While Seattle Mariners ace Felix Hernandez has seemed to have a death grip on the Cy Young award, Kluber is a legitimate challenger. Hernandez has struggled as of late, and with Saturday’s performance, Kluber now has 5.7 fWAR, which leads AL pitchers. Of course, that’s not the end of the story, and Hernandez’ ERA is nearly three-tenths of a run lower.
Cleveland’s big right-hander is having a fantastic season. However, this shouldn’t be totally unexpected. The 28 year-old showcased some very impressive stuff in 24 starts in 2013. While his 3.85 ERA didn’t stand out, he had excellent strikeout and walk rates of 224. percent and 5.4 percent, respectively. This year, Kluber has improved on those numbers.
This season Kluber has increased his strikeout rate to 27.0 percent, while maintaining a low walk rate of 5.6 percent. He’s also boosted his ground ball rate to 48.9 percent. His park-adjusted xFIP of 72 is tied with David Price for the second-best mark in the AL, and is just four points behind Hernandez.

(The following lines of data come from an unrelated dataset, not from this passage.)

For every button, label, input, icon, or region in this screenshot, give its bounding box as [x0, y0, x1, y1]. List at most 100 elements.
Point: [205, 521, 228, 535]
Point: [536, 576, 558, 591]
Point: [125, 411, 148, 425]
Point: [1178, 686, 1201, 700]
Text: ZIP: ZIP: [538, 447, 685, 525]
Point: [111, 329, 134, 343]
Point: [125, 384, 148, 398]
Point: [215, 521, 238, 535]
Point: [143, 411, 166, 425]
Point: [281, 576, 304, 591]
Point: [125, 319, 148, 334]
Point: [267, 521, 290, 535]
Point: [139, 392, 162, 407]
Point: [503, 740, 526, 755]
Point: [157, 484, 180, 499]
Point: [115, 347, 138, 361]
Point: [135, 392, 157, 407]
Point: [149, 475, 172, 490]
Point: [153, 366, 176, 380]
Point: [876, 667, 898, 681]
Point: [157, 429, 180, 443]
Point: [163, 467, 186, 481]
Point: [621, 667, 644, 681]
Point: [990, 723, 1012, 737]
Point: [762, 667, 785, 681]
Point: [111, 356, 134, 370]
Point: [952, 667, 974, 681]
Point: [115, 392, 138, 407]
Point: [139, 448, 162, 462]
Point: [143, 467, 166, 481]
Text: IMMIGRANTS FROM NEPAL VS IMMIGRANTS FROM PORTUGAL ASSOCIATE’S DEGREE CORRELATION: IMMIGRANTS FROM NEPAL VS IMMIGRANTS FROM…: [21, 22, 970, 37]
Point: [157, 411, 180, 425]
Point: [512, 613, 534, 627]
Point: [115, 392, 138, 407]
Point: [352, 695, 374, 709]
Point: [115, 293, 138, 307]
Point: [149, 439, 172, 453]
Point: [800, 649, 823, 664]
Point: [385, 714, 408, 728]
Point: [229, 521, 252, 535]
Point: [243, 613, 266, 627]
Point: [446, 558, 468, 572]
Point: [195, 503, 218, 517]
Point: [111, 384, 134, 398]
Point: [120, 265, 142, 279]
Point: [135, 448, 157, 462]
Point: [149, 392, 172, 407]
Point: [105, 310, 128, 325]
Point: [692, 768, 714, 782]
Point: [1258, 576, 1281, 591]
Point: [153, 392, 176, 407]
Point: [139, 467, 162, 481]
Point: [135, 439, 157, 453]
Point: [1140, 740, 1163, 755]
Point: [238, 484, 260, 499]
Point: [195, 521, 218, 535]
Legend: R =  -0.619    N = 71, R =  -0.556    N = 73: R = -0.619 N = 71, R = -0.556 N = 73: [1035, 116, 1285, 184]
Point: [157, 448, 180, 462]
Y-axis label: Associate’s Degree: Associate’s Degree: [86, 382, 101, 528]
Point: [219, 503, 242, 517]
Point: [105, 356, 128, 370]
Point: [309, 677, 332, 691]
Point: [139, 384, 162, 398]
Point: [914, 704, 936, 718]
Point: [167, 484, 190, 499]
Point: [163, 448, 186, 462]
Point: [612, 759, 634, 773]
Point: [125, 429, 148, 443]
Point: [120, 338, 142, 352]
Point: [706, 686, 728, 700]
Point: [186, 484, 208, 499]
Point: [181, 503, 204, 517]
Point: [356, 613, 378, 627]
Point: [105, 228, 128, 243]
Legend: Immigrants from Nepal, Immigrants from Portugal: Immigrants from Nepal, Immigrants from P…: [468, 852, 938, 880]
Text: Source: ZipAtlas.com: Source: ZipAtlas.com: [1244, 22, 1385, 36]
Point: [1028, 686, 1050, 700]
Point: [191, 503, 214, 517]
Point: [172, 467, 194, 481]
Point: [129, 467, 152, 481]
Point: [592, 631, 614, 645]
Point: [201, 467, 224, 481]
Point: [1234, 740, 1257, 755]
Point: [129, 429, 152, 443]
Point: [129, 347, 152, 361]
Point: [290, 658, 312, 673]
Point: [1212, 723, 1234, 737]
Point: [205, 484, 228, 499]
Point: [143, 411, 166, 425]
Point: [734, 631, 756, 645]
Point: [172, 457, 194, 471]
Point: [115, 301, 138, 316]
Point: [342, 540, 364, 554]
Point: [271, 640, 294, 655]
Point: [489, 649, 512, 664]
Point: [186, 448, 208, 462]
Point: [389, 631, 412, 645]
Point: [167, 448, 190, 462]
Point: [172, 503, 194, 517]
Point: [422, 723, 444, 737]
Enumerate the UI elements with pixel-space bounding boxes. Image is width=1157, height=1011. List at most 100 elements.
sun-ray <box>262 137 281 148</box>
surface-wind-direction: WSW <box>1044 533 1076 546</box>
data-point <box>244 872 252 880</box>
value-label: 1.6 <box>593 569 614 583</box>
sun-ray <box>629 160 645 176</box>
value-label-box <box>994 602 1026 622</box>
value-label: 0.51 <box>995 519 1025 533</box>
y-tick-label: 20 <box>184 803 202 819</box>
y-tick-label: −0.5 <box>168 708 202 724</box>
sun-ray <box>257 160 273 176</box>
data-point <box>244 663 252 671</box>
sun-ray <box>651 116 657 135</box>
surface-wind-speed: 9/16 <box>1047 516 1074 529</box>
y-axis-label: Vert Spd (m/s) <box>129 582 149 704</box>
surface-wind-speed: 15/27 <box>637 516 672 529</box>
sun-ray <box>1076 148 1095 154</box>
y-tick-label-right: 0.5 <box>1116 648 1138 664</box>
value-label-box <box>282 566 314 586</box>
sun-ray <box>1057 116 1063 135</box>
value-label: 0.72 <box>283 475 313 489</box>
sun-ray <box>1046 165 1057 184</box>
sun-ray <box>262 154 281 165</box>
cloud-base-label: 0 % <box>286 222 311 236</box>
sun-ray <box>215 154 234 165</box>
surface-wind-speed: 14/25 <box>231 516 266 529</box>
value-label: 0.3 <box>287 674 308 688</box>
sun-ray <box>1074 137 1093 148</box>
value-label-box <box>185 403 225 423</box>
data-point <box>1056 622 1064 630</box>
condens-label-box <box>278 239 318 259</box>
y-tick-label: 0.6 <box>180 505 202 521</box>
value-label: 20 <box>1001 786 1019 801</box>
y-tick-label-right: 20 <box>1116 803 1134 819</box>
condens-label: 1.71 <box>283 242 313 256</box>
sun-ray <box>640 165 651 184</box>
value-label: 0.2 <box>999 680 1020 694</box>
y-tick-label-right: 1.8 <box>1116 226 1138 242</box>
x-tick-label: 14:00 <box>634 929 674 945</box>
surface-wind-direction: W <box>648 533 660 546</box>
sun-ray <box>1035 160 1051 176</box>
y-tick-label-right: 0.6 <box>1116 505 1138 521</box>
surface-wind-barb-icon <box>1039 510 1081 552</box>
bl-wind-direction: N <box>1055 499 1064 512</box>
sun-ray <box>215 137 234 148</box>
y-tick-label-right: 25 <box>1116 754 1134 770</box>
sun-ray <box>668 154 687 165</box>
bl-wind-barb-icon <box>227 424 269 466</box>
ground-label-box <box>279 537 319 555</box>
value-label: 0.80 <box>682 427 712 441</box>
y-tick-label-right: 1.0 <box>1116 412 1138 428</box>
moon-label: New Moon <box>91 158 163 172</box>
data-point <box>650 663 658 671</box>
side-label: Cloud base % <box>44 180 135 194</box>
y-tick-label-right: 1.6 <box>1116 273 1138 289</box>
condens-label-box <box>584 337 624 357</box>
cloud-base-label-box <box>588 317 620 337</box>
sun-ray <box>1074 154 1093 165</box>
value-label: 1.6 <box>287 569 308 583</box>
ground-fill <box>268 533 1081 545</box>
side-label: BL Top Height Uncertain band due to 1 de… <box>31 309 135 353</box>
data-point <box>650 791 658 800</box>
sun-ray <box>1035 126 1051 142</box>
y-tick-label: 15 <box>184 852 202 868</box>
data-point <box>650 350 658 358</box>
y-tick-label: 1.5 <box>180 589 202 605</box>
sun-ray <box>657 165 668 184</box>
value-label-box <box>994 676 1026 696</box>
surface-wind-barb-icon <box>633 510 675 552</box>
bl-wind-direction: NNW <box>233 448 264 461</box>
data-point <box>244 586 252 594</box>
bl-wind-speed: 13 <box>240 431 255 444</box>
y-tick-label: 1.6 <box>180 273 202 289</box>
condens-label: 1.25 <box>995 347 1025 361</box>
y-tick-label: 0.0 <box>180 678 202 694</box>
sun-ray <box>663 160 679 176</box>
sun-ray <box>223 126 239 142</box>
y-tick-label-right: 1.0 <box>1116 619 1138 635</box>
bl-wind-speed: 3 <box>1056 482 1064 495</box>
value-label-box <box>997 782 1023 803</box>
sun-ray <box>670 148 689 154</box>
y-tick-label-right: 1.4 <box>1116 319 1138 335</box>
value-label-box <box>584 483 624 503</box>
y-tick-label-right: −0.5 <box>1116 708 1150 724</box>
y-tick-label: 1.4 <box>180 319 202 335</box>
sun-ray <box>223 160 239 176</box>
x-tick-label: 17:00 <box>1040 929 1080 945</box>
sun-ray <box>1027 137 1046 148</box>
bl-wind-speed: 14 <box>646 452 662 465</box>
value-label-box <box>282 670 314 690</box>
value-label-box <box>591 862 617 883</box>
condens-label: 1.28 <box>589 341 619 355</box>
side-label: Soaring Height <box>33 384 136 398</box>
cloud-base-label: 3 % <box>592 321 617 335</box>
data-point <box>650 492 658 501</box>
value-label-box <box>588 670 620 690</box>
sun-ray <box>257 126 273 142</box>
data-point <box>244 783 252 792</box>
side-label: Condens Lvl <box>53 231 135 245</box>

Last year home runs and hits on balls in play were Kluber’s achilles heel. Slightly over 12 percent of the fly balls Kluber allowed left the yard, and opponents hit .329 on balls in play. Pitchers generally have less control over these aspects of the game than strikeout, walk and ground ball rates. This year, only eight percent of fly balls have left the yard against Kluber, and opponents are hitting .307 on balls in play.
2014 has been a phenomenal season for Kluber, who has relied heavily on his slider. The pitch has quickly become one of the best offerings in the major leagues. It’s had almost equal effectiveness against left-handed and right-handed pitchers. Along with his curveball and changeup, which he uses seldomly, Kluber has three offerings with a swinging strike rate of at least 19 percent.
The Indians found a diamond in the rough in Kluber, who was originally drafted by the San Diego Padres in the 4th round back in 2007. They acquired him in 2010 as part of a three-team trade in which they gave up veteran Jake Westbrook, who would have one more solid big league season before retiring this year.
With the Indians Kluber has blossomed into a legitimate ace. Hernandez is still the favorite for the AL Cy Young award, but Corey Kluber is just as deserving. The last few starts for each could be the difference. Either way, it’s been a great year for the right-hander who didn’t even make the All-Star team.